Gelder einzusparen, indem einfach keine Pflegebedürftigkeit mehr festgestellt wird, ist keine Reform, das ist sozialer Abbau. Denn Pflegebedürftigkeit wird nicht geringer, nur weil die Anerkennung auf dem Papier ausbleibt. Für Menschen mit Pflegegrad 1 ist der Entlastungsbetrag häufig die einzige Leistung der Pflegeversicherung. In Niedersachsen können sie damit bislang etwa die wichtige Unterstützung von sogenannten Nachbarschaftshelfern finanzieren. So etwas darf nicht einfach weggekürzt werden!

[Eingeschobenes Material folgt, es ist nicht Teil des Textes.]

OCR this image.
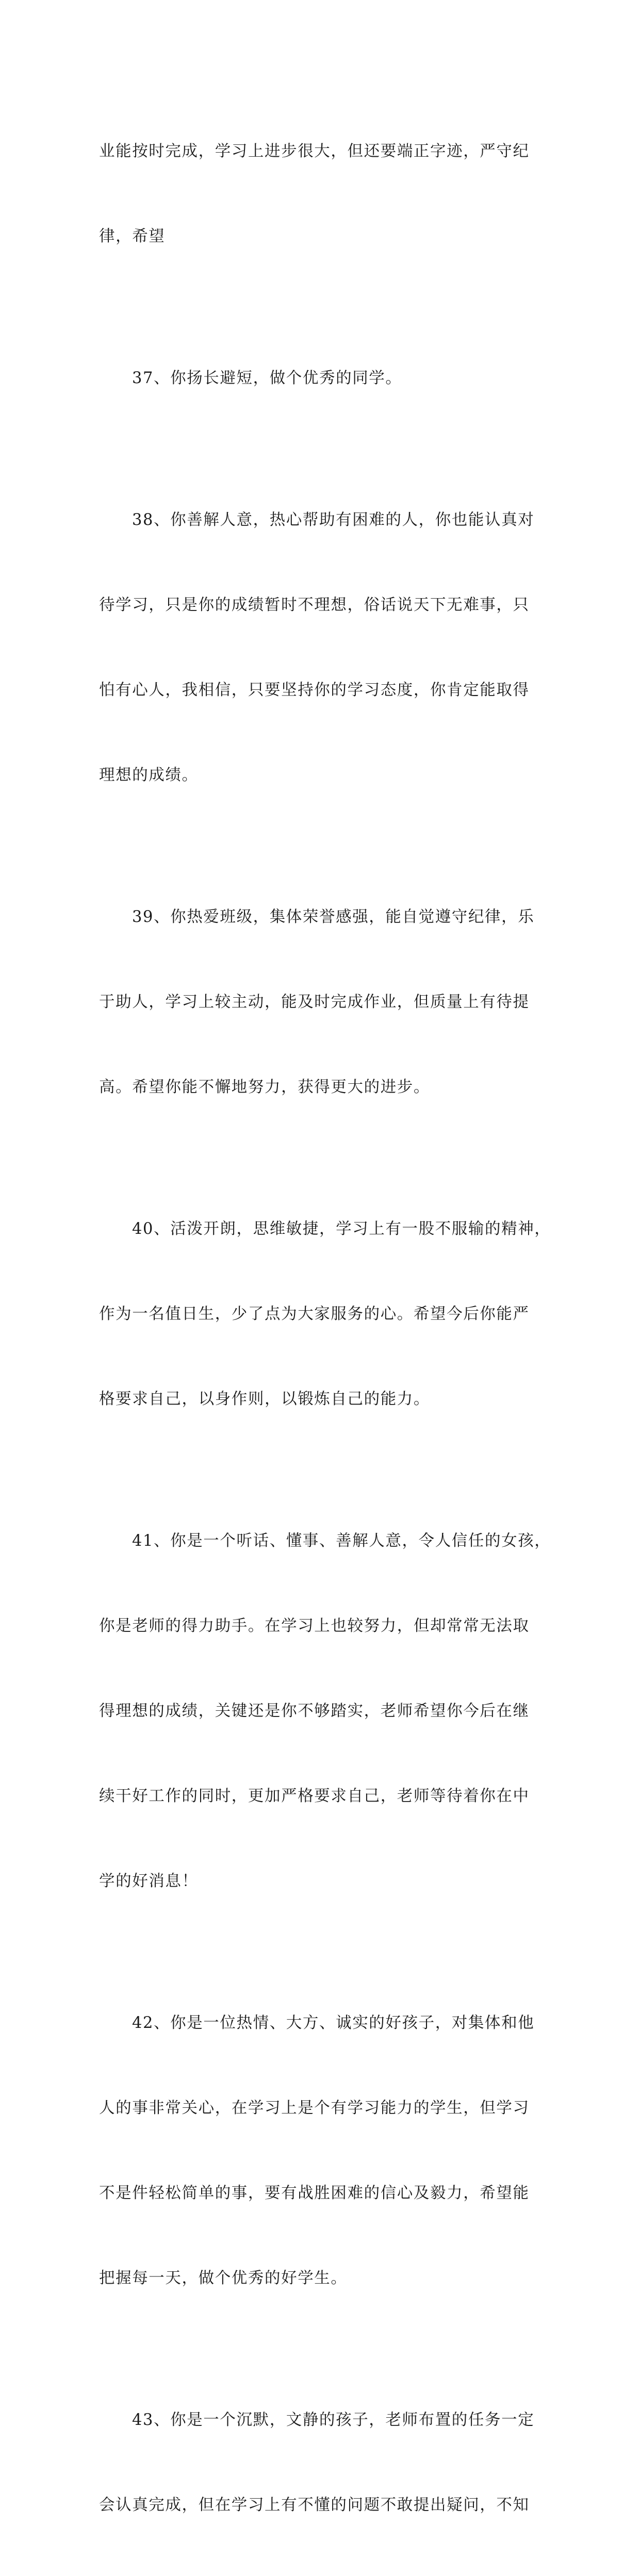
业能按时完成，学习上进步很大，但还要端正字迹，严守纪

律，希望

37、你扬长避短，做个优秀的同学。

38、你善解人意，热心帮助有困难的人，你也能认真对

待学习，只是你的成绩暂时不理想，俗话说天下无难事，只

怕有心人，我相信，只要坚持你的学习态度，你肯定能取得

理想的成绩。

39、你热爱班级，集体荣誉感强，能自觉遵守纪律，乐

于助人，学习上较主动，能及时完成作业，但质量上有待提

高。希望你能不懈地努力，获得更大的进步。

40、活泼开朗，思维敏捷，学习上有一股不服输的精神，

作为一名值日生，少了点为大家服务的心。希望今后你能严

格要求自己，以身作则，以锻炼自己的能力。

41、你是一个听话、懂事、善解人意，令人信任的女孩，

你是老师的得力助手。在学习上也较努力，但却常常无法取

得理想的成绩，关键还是你不够踏实，老师希望你今后在继

续干好工作的同时，更加严格要求自己，老师等待着你在中

学的好消息！

42、你是一位热情、大方、诚实的好孩子，对集体和他

人的事非常关心，在学习上是个有学习能力的学生，但学习

不是件轻松简单的事，要有战胜困难的信心及毅力，希望能

把握每一天，做个优秀的好学生。

43、你是一个沉默，文静的孩子，老师布置的任务一定

会认真完成，但在学习上有不懂的问题不敢提出疑问，不知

Im Gesundheitsbereich sieht es derzeit nicht besser aus: Da soll die Familienversicherung eingeschränkt werden, um ein paar Euro zu sparen. Die geplanten höheren Zuzahlungen für Medikamente treffen vor allem chronisch kranke und ältere Menschen, die ohnehin schon jeden Euro zweimal umdrehen müssen. Und wenn beim Zahnersatz mehr zugezahlt werden muss, offenbart künftig schon ein Blick ins Gesicht des Gegenübers, wie es um dessen Finanzen steht.
Wir sagen ganz klar: Gesundheit und Pflege dürfen keine Frage des Geldbeutels sein! Die Menschen in unserem Land brauchen keine weiteren Armutsfallen, sondern eine funktionierende, solidarische Absicherung, die ihnen im Krankheits- bzw. Pflegefall unter die Arme greift und sie nicht im Regen stehen lässt!
Deshalb müssen sich die Gesundheitsminister der Länder heute und morgen geschlossen gegen die geplanten Kürzungen auf dem Rücken der Versicherten aussprechen und die Bundesregierung zur Überarbeitung ihrer Pläne auffordern.“
Der Sozialverband VdK Niedersachsen-Bremen ist Teil des Bündnisses starker Sozialstaat und unterstützt die Kundgebung anlässlich der Gesundheitsministerkonferenz am 10. Juni 2026 in Hannover auf dem Platz der Menschenrechte.